Both of AbbVie’s regulatory applications for Rinvoq in active AS are supported by data from the Phase 2/3 clinical trial SELECT-AXIS 1 (NCT03178487). This study enrolled 187 people with active AS who either responded poorly to or were unable to take non-steroidal anti-inflammatory drugs (NSAIDs) — which include aspirin and ibuprofen, sold as Advil or Motrin, among others.
The participants received either Rinvoq or a placebo for 14 weeks in the trial’s first part. The primary measurement of efficacy was the proportion of patients who experienced at least a 40% improvement in their condition, as evaluated with the Assessment of SpondyloArthritis International Society (ASAS). Notably, the ASAS criteria analyze four areas: pain, function, inflammation, and a patient global assessment.

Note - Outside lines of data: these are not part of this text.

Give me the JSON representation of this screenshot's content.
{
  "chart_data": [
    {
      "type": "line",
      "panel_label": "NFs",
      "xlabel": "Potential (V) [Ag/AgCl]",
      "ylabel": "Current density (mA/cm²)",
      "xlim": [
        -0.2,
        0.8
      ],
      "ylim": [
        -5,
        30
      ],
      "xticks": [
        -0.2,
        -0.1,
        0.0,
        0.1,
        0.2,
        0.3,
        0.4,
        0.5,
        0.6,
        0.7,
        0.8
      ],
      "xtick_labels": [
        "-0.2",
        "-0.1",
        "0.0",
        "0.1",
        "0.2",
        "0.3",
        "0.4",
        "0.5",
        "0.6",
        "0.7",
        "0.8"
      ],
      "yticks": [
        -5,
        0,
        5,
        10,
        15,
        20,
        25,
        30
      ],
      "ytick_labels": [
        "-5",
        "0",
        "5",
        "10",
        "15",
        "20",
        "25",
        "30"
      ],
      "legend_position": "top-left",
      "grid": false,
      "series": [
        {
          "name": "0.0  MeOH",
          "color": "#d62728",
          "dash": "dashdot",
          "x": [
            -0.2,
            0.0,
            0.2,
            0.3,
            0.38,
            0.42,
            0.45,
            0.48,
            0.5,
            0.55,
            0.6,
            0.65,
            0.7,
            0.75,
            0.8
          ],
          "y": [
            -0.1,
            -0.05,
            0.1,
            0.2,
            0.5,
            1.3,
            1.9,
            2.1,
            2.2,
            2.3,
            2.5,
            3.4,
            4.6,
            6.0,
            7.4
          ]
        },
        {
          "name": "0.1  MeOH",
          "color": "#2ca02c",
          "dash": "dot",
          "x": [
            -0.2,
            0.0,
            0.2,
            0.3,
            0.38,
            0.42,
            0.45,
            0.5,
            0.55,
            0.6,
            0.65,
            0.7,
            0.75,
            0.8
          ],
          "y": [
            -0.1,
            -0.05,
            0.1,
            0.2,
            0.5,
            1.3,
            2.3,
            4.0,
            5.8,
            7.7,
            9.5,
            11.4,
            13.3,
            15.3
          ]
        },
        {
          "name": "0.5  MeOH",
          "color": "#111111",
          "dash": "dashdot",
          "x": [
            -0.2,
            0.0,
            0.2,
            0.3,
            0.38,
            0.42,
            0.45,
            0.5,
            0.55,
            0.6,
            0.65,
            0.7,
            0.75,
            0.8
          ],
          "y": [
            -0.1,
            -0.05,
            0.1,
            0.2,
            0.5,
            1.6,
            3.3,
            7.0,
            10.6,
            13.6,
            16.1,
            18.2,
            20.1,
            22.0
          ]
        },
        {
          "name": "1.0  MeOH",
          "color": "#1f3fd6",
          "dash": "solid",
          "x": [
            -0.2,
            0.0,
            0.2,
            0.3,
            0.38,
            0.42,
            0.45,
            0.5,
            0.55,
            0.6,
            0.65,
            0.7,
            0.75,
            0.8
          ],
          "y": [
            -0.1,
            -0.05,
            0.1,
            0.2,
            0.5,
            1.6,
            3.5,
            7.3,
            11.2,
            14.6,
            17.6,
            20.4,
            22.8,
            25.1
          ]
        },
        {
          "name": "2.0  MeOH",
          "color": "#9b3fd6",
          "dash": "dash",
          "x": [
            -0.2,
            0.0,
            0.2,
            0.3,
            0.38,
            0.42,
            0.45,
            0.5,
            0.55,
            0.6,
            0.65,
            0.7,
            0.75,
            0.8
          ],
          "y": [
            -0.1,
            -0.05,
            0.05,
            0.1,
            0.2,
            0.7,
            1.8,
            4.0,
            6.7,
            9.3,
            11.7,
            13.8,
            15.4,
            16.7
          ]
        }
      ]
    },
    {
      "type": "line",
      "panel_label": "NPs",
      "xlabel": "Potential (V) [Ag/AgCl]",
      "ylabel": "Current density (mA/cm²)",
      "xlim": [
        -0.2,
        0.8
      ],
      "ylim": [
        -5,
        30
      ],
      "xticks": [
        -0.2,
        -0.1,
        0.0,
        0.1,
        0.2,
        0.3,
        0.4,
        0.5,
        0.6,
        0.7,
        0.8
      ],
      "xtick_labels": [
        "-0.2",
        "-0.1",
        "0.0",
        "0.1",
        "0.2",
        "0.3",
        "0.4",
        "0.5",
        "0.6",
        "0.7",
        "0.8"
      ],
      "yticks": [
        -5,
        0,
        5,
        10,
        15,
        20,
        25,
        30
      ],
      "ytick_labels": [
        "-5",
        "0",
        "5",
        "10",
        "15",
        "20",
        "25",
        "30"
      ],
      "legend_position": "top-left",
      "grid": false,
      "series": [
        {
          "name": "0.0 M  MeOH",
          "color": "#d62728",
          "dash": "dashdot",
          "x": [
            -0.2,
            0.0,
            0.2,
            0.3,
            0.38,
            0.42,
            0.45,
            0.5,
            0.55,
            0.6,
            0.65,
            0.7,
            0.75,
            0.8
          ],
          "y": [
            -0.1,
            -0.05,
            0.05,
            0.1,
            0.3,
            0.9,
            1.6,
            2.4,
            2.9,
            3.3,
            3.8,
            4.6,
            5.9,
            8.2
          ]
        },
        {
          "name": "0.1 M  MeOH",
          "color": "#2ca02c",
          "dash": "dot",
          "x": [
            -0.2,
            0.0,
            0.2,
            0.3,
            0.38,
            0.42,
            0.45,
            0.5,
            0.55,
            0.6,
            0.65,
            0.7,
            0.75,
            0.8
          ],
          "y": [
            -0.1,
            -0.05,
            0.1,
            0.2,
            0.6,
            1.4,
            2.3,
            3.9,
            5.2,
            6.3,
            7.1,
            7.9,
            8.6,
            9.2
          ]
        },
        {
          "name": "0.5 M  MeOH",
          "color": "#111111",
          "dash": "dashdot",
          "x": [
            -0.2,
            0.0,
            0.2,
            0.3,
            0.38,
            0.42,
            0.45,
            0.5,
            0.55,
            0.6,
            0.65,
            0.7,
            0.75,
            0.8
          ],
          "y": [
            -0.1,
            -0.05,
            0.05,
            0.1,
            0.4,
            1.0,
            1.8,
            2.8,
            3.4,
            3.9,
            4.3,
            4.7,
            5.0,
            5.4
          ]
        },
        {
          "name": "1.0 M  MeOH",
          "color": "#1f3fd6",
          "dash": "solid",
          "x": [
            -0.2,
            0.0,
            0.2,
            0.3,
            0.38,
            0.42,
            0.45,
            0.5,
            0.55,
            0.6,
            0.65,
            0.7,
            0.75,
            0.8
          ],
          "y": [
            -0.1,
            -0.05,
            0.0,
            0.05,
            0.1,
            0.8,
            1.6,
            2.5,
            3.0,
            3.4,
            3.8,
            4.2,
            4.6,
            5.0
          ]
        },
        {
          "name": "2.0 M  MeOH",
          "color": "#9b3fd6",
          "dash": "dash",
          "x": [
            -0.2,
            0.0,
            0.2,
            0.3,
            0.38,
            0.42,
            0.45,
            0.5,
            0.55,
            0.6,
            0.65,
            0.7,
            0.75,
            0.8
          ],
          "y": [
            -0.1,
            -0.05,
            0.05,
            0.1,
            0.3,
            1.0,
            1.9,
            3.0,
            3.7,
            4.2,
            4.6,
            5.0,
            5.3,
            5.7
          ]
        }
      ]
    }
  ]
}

The results showed that significantly more participants on Rinvoq, relative to a placebo, met this goal (52% vs. 26%). Other benefits with Rinvoq included a greater proportions of patients in partial remission and with a reduction in disease activity, as analyzed by ASAS and the Bath AS Disease Activity Index, or BASDAI.
The safety profile of Rinvoq in this clinical trial was consistent with the results of trials for other diseases. No new safety concerns were identified. The most commonly reported side effect of Rinvoq was elevated levels of creatine phosphokinase, a marker of tissue damage.